Carter Lawrence, the Tennessee insurance commissioner, said in a comment included in the alert that getting a health plan from a company that's not licensed to sell insurance in Tennessee could have disastrous consequences for consumers. "Providers may not recognize your unlicensed plan, leaving you responsible for the full cost of care," Lawrence said.

LifeX could not immediately be reached for comment.

LifeX: LifeX says it pays the participants in its research projects $40 per hour and classifies them as employees.

The company offers employee research study participants access to health benefits through third-party administrators, according to a set of LifeX answers to frequently asked questions.

The backdrop: Tennessee is not the first state where regulators and health insurers have disagreed with LifeX about whether the company's research participants can be classified as employees and provided health coverage through TPAs.

Regulators in California, for example, moved to keep LifeX from offering access to health benefits there.

Elevance Health, the parent of Anthem Blue Cross and Blue Shield, sued LifeX in June 2025 in an effort to keep the company from issuing health insurance ID cards bearing the Anthem logo.

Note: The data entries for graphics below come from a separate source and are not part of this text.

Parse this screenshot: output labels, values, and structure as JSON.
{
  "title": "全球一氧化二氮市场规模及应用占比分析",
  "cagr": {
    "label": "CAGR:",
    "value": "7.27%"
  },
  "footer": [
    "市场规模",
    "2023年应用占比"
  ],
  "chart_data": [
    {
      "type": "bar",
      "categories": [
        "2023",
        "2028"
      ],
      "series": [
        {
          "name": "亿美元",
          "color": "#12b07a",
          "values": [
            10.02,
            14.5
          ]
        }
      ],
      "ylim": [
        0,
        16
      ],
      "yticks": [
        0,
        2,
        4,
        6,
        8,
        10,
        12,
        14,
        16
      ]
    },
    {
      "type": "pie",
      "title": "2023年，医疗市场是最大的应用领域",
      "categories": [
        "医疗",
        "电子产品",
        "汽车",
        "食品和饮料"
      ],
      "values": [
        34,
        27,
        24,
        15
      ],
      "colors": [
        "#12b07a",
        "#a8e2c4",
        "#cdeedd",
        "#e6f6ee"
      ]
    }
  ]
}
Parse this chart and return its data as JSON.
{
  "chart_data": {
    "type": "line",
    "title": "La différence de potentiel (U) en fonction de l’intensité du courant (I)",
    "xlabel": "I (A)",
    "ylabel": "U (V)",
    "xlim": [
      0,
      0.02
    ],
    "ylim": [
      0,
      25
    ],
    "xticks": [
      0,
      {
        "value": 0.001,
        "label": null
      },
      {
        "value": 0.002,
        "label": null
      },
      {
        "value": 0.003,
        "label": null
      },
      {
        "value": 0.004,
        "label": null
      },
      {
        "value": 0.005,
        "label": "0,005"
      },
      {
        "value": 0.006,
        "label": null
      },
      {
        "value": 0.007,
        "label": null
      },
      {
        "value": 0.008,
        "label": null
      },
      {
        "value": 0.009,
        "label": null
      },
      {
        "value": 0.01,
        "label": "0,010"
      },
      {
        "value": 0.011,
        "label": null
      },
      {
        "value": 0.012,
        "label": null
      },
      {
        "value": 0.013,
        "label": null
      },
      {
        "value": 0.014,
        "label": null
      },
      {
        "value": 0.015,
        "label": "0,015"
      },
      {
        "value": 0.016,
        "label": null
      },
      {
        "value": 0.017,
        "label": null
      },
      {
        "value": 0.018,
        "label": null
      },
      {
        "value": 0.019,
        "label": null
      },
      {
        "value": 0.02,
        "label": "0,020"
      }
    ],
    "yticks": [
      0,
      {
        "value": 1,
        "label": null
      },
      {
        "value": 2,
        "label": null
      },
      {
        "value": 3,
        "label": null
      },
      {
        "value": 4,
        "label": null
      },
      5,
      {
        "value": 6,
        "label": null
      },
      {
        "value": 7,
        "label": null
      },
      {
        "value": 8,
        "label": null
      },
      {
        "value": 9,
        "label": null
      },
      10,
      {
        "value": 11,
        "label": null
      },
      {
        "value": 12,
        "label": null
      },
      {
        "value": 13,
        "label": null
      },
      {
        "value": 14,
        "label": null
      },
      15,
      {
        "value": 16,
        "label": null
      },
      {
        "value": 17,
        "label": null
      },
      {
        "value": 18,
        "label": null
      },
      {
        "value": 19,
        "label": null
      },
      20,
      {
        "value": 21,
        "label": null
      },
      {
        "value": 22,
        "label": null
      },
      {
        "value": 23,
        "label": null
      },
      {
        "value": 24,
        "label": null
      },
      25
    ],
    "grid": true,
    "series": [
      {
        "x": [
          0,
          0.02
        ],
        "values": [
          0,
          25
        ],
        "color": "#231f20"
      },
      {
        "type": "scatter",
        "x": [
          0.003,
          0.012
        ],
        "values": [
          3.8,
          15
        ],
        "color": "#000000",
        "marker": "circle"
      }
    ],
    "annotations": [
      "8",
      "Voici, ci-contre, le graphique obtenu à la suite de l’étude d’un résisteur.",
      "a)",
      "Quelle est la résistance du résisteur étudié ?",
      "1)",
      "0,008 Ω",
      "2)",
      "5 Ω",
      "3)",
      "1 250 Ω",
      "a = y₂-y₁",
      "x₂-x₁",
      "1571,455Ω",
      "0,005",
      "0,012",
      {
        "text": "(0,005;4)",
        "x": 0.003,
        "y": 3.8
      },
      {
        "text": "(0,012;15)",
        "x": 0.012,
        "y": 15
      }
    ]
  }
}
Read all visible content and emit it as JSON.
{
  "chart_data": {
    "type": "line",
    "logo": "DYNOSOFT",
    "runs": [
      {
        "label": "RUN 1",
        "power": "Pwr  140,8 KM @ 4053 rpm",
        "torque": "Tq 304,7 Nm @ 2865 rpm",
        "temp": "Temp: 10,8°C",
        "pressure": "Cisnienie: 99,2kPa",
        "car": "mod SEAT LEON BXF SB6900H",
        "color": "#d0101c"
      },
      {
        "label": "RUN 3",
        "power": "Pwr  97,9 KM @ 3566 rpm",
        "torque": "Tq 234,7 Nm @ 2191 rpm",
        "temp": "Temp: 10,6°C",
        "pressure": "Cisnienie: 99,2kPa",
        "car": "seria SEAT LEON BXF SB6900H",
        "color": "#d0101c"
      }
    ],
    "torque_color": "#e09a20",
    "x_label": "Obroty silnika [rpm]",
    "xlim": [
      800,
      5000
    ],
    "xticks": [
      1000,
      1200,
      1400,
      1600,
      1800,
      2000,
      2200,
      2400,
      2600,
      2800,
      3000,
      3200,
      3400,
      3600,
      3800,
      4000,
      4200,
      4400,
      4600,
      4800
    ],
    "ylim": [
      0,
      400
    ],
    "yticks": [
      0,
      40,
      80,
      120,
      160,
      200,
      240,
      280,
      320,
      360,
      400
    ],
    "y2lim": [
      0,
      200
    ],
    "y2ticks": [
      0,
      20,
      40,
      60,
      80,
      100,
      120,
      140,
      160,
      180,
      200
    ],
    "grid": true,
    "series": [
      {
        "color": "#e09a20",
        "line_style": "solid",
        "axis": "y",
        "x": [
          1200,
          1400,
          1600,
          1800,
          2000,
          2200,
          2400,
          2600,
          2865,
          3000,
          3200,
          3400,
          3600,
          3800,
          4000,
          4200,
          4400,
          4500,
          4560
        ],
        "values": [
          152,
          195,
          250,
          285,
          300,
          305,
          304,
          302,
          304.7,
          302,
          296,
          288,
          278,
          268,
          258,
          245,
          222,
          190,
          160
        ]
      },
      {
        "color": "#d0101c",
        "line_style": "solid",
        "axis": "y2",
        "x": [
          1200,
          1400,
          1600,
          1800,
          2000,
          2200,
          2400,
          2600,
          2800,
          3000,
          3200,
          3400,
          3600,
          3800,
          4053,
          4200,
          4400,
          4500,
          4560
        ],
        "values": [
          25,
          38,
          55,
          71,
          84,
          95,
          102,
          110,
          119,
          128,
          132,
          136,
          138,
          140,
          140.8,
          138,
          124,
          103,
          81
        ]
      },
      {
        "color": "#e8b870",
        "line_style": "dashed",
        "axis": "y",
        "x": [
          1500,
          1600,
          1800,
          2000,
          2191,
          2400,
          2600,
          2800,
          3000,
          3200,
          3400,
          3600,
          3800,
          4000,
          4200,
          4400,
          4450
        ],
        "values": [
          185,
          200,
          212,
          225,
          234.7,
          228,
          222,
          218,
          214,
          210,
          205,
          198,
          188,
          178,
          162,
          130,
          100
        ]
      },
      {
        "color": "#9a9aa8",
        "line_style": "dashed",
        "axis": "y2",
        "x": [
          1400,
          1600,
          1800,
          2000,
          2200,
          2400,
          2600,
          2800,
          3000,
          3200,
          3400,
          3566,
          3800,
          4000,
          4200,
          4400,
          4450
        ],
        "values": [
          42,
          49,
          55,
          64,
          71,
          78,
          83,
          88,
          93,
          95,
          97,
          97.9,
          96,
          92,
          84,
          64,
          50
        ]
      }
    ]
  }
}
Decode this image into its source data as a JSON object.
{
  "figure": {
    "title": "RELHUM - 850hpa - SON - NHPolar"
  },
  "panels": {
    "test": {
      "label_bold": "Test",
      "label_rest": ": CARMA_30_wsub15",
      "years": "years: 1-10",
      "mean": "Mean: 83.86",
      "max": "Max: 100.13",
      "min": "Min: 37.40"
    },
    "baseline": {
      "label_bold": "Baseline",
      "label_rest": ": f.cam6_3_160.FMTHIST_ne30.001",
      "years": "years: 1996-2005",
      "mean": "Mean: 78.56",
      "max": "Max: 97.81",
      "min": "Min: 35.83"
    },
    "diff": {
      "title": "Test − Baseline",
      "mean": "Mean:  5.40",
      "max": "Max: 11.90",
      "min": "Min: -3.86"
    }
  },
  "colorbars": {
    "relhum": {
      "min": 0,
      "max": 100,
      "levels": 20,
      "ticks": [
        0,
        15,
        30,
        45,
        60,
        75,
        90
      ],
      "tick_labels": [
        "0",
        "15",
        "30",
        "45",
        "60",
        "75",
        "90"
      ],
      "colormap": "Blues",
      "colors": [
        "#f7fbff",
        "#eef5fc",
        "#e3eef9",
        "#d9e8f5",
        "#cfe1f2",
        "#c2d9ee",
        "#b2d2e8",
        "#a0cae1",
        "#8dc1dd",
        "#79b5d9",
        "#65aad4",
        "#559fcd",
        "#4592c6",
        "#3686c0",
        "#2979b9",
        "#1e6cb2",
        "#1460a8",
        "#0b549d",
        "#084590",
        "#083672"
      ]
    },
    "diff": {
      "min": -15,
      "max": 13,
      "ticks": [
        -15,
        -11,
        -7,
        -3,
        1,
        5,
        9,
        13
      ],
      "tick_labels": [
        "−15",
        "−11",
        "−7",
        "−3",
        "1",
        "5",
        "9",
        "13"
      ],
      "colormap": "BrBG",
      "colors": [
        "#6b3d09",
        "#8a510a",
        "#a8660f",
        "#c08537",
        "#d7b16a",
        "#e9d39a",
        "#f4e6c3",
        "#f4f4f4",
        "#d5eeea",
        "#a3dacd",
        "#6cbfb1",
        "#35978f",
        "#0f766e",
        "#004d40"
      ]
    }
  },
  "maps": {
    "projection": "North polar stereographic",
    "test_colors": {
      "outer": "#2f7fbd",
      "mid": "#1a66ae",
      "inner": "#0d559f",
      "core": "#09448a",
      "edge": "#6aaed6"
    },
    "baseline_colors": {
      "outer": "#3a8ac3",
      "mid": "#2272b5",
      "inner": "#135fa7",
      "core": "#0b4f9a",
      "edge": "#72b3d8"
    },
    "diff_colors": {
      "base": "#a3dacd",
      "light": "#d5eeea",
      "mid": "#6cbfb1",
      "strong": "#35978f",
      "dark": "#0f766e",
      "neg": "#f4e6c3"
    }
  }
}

Elevance, Anthem Insurance Companies and the Blue Cross and Blue Shield Association negotiated a settlement with LifeX that will keep LifeX from using the Anthem, Blue Cross or Blue Shield names or logos in connection with LifeX health insurance ID cards, according to a consent judgment the court in Georgia last week.

What it means: LifeX efforts could have a bearing in the future on how health insurers and regulators define terms such as "employer" and "employer health plan?